Divorced people in Ohio typically cooperate as co-parents to their children, but vindictive or controlling ex-partners can make the journey more difficult than it already is. A person feeling undermined by a quarrelsome or unreliable co-parent could reduce conflict with mindfulness and communication strategies.
Self-reflection forms the first step in the process. Parents could try to identify hot-button issues that their exes might trigger on purpose. Identification of sensitive subjects could help people halt their natural responses and avoid taking the bait laid out by difficult exes. When a co-parent does something upsetting, a person could take a few moments or even a whole day before responding. Pausing gives people a chance to come down from strong emotions and make more rational responses. Ultimately, people can only control their reactions and not their former partners.

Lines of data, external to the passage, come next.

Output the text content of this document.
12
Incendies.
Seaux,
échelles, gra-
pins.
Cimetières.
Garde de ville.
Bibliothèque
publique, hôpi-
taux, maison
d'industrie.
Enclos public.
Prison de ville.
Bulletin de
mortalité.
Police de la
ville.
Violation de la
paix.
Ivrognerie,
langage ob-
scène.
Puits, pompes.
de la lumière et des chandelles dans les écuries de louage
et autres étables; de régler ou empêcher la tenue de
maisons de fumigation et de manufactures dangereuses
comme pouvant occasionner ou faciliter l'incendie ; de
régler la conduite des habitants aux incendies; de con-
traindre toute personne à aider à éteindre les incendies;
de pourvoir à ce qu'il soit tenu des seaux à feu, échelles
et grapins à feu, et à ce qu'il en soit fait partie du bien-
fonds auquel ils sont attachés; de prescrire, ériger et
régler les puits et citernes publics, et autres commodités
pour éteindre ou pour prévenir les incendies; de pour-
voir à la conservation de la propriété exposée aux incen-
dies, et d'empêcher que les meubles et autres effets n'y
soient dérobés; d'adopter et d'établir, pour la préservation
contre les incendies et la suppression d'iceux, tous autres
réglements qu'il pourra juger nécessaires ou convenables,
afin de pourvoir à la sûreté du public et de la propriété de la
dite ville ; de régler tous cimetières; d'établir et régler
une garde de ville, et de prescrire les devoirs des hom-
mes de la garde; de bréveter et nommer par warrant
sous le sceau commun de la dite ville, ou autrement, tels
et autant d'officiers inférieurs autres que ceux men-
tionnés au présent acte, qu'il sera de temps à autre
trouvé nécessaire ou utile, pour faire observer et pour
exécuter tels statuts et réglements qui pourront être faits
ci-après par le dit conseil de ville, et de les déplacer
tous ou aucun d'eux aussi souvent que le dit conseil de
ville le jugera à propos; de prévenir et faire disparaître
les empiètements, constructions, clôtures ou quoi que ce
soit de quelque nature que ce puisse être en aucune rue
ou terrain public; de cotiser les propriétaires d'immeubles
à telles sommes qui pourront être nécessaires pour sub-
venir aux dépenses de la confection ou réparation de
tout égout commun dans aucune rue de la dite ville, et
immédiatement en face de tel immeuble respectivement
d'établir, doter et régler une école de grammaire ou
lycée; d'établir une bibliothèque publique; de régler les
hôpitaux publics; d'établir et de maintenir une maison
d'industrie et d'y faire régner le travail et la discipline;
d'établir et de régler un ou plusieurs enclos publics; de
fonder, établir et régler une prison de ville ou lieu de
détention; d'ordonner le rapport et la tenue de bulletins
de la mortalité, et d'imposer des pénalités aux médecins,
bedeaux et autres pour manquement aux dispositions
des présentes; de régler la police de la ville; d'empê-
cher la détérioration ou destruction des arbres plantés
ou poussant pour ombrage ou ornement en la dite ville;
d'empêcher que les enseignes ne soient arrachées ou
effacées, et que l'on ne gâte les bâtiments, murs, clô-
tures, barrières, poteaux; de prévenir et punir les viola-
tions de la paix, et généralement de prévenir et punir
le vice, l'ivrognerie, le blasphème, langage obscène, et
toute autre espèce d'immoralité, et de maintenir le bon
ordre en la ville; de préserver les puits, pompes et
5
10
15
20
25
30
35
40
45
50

If face-to-face communications too often produce arguments, then parents could restrict communications to only email or online family communication portals.
When co-parents continually let down their families by violating custody schedules or failing to pay child support, the other parties should start to document the problems. This record could provide evidence if someone has to petition a family court to change custody or visitation or enforce child support collection.
A person struggling to parent children alongside an uncooperative or combative co-parent might want to enlist legal support. Legal representation might empower a parent overwhelmed by a deteriorating situation that could be disrupting the children’s lives. An attorney may be able to review the facts and prepare the case for court. While keeping the best interests of the children in the foreground, an attorney may communicate why custody or parenting time needs to be altered.